Travels with My Aunt is one of those films that is sadly less than the sum of its parts. Alec McCowan is pretty entertaining in his role, and he genuinely seems naturally as a frequently outraged man who wants nothing more than to go back to the life he had despite seeming to enjoy parts of his trip. His moments of outrage are completely believable. It’s Maggie Smith who is the real focus here, and her performance is a very interesting one. The makeup is surprising. Maggie Smith was in her late 30s when this film was made, but she looks reasonably like she does right now. In the flashbacks, the age makeup is removed and she looks positively dewy. The character she plays (and she really does play it perfectly) is one of those who is both beloved and annoying, a difficult line to walk. It’s easy to dislike Aunt Augusta, but also difficult to hate her completely.
It’s worth noting that as good as Maggie Smith is, the casting of Lou Gossett, Jr. is absolutely inspired. He’s magnetic in every scene he’s in, possessed of excellent comic timing, and fun as hell to watch. It’s almost a shame he’s not in every scene because he’s easily as memorable as Aunt Augusta is meant to be.
Additionally, the sets and scenery are wonderfully elaborate. Everything drips with decadence, which is there to place us much more in Augusta’s world (or at least her idealized world) than in the world of Henry. Parts of this, even the train carriages and the like, are almost baroque.

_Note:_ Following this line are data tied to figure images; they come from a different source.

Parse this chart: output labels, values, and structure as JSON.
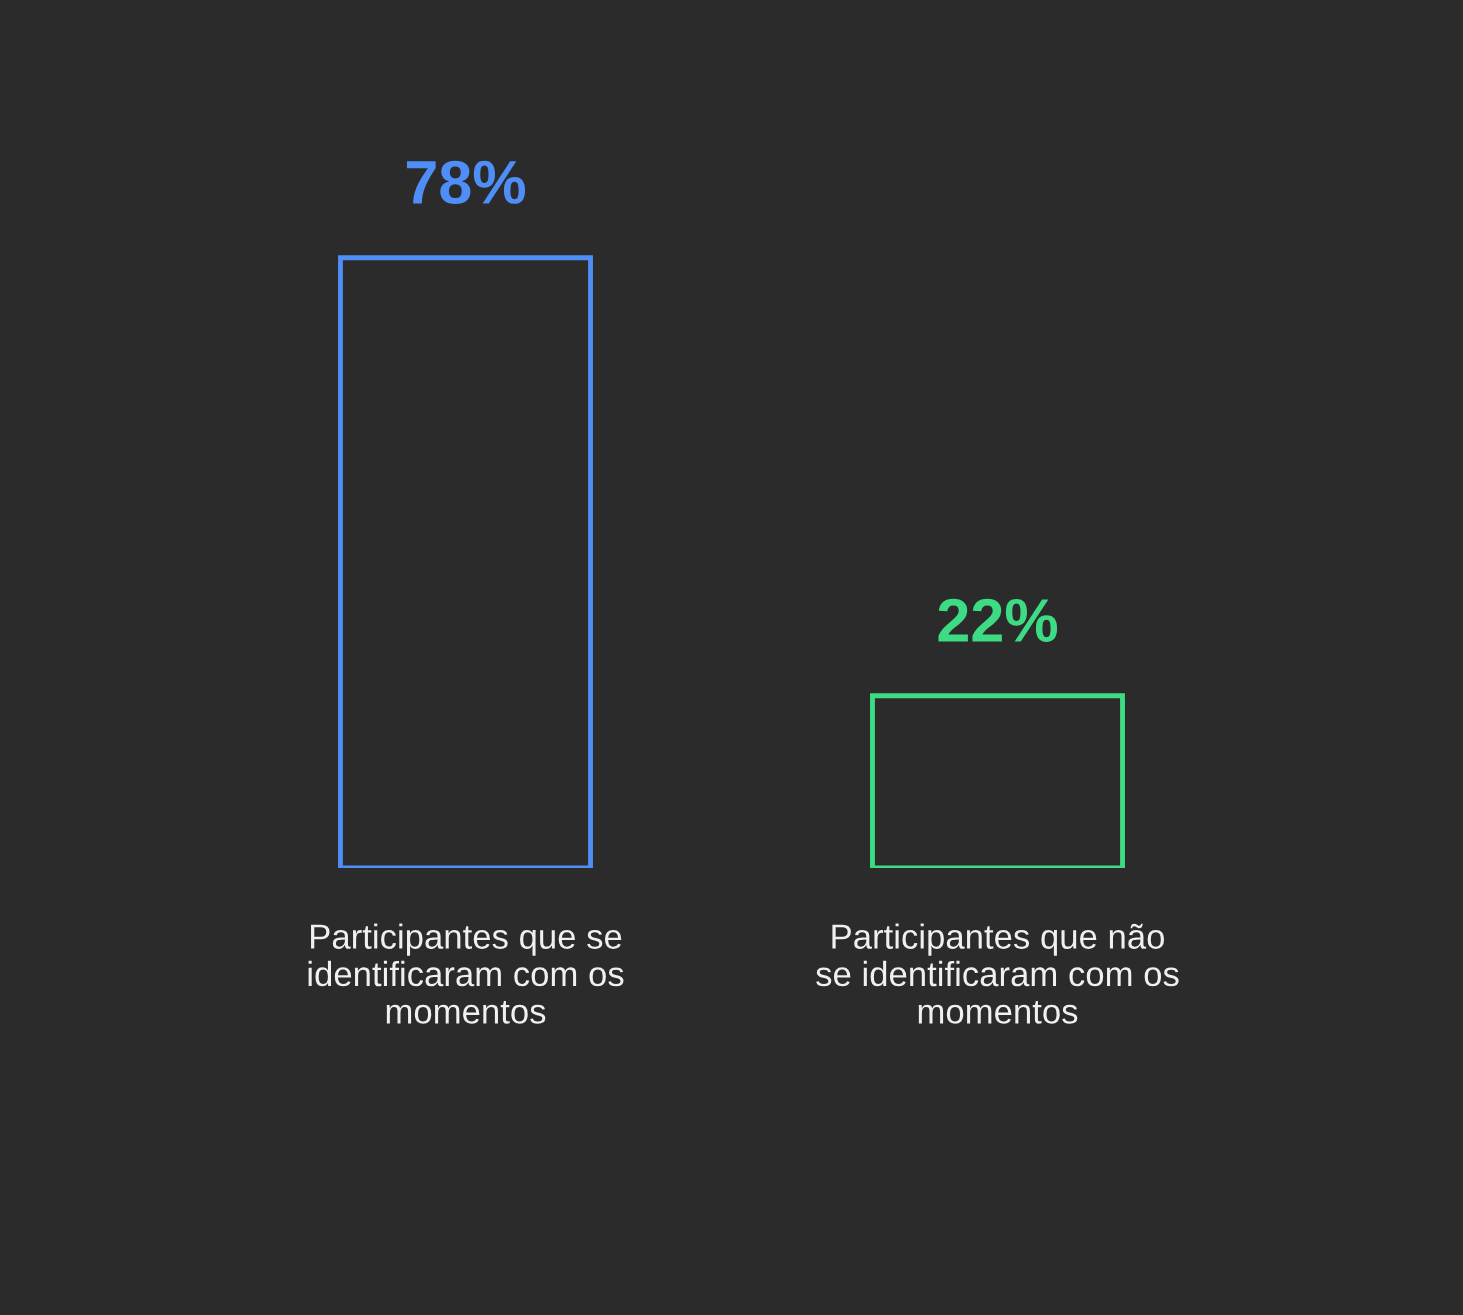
{
  "chart_data": {
    "type": "bar",
    "categories": [
      "Participantes que se\nidentificaram com os\nmomentos",
      "Participantes que não\nse identificaram com os\nmomentos"
    ],
    "values": [
      78,
      22
    ],
    "colors": [
      "#4f8ef7",
      "#3ddc84"
    ],
    "value_labels": [
      "78%",
      "22%"
    ]
  }
}
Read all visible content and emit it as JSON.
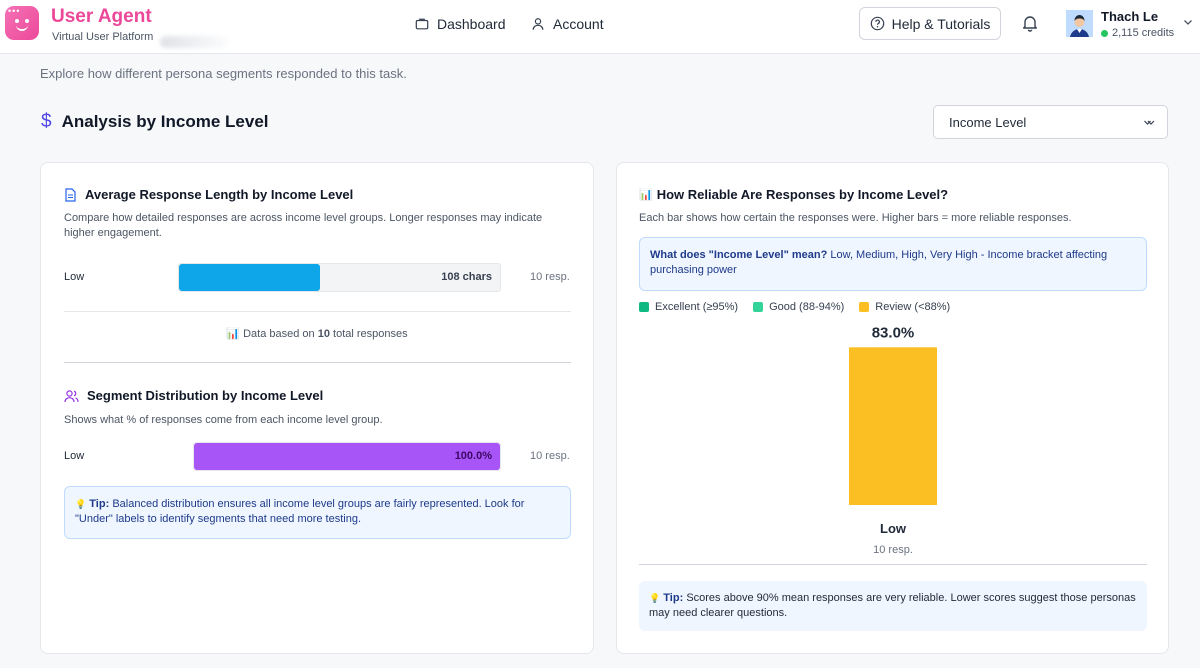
{
  "header": {
    "brand_title": "User Agent",
    "brand_subtitle": "Virtual User Platform",
    "nav": [
      {
        "label": "Dashboard",
        "icon": "briefcase-icon"
      },
      {
        "label": "Account",
        "icon": "user-icon"
      }
    ],
    "help_label": "Help & Tutorials",
    "user": {
      "name": "Thach Le",
      "credits": "2,115 credits"
    }
  },
  "intro": "Explore how different persona segments responded to this task.",
  "section": {
    "title": "Analysis by Income Level",
    "select_value": "Income Level"
  },
  "response_length": {
    "title": "Average Response Length by Income Level",
    "description": "Compare how detailed responses are across income level groups. Longer responses may indicate higher engagement.",
    "rows": [
      {
        "label": "Low",
        "value": "108 chars",
        "fraction": 0.44,
        "count": "10 resp."
      }
    ],
    "note_prefix": "Data based on",
    "note_total": "10",
    "note_suffix": "total responses"
  },
  "distribution": {
    "title": "Segment Distribution by Income Level",
    "description": "Shows what % of responses come from each income level group.",
    "rows": [
      {
        "label": "Low",
        "value": "100.0%",
        "fraction": 1.0,
        "count": "10 resp."
      }
    ],
    "tip_label": "Tip:",
    "tip_text": "Balanced distribution ensures all income level groups are fairly represented. Look for \"Under\" labels to identify segments that need more testing."
  },
  "reliability": {
    "title": "How Reliable Are Responses by Income Level?",
    "description": "Each bar shows how certain the responses were. Higher bars = more reliable responses.",
    "info_label": "What does \"Income Level\" mean?",
    "info_text": "Low, Medium, High, Very High - Income bracket affecting purchasing power",
    "legend": [
      {
        "label": "Excellent (≥95%)",
        "color": "#10b981"
      },
      {
        "label": "Good (88-94%)",
        "color": "#34d399"
      },
      {
        "label": "Review (<88%)",
        "color": "#fbbf24"
      }
    ],
    "tip_label": "Tip:",
    "tip_text": "Scores above 90% mean responses are very reliable. Lower scores suggest those personas may need clearer questions."
  },
  "chart_data": {
    "type": "bar",
    "categories": [
      "Low"
    ],
    "values": [
      83.0
    ],
    "value_labels": [
      "83.0%"
    ],
    "sublabels": [
      "10 resp."
    ],
    "colors": [
      "#fbbf24"
    ],
    "ylim": [
      0,
      100
    ]
  }
}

And yet…and yet. There’s a lot going on here that’s really good, but there’s just not enough going on here to make the film that interesting. The flashbacks are intended to be these little bursts of opulence and calling back a better time for Augusta, but most of them simply fall flat. The movie would be almost no different without them, and what information we glean from them would be just as easily understood if we were simply told the story by Augusta in conversation. The plot is also incredibly linear. There’s a problem and rather than rising action, there are simply various attempts to solve that problem. When something fails, they try again. When that fails, they try again. The whole thing essentially stays at the same level.
I wanted to like this more than I did and I genuinely liked aspects of it, but overall, I’m relatively disappointed in the whole thing.
Why to watch Travels with My Aunt: The cast is inspired.
Why not to watch: The cast is better than the film.